Mike and his co-host explore a brand new, empty channel: MathyAIwithMike. They discuss the unique challenge and vast potential of a channel dedicated to the intersection of math and AI. They speculate on future content, from machine learning breakthroughs and complex algorithms to tutorials and the philosophical implications of intelligent machines. While acknowledging the current lack of content, they remain optimistic about the channel's future, eager to see it evolve from a digital ghost town into a bustling hub of activity.

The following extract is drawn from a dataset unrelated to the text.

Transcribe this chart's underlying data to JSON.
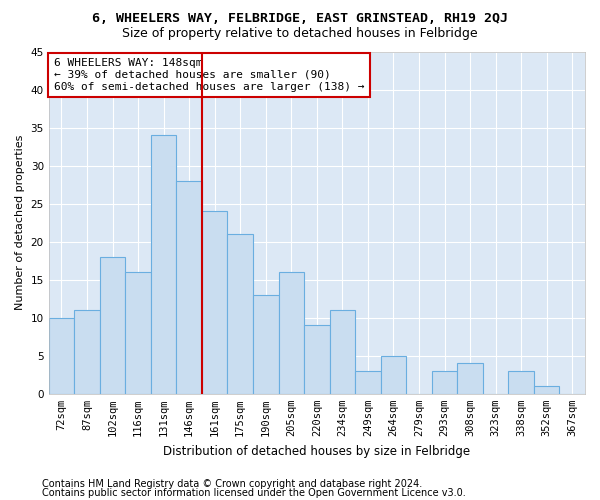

Unpack the secrets of speculative decoding (SD) and how it accelerates text generation by using a smaller, faster model to predict tokens for a larger model. Explore how rejection sampling ensures accuracy and the crucial role of acceptance rates. Learn how estimating cross-entropy helps optimize the process, and delve into potential areas for future improvement. Join us as we explore this cutting-edge AI topic.
Join us as we explore the exciting potential of the brand new MathyAIwithMike channel! What does its empty state signify? Is it a challenge, a blank canvas awaiting mathematical brilliance, or a space for the next big mathematical breakthrough? We draw parallels to Fermat's Last Theorem and imagine the possibilities, from machine learning applications to debates on the foundations of mathematics. The potential here is limitless, infinite even, just like the set of natural numbers! Stay tuned for the next episode, where we hope to dive into some actual math!
Mike discusses Jetformer, a novel autoregressive model generating both images and text. It uses a single transformer trained on both modalities, avoiding separate encoders. A pre-trained Normalized Flow (NF) model represents images as \
Join us as we explore the uncharted territory of 'MathyAIwithMike,' a brand-new channel brimming with potential. We discuss the exciting possibilities of AI applications in mathematics, from automated theorem proving to personalized learning experiences. Could this become a hub for collaborative problem-solving and groundbreaking discoveries? We anticipate lively debates and innovative explorations as we embark on this mathematical AI journey together, uncovering the mysteries that lie ahead.
Join us on MathyAIwithMike as we explore our brand new, empty channel! What could it become? We brainstorm possibilities, from AI-driven math tutorials and expert interviews to solving complex problems and ethical debates. It's a blank slate for math and AI enthusiasts. We're excited to see this channel flourish and become a hub for mathematical discourse!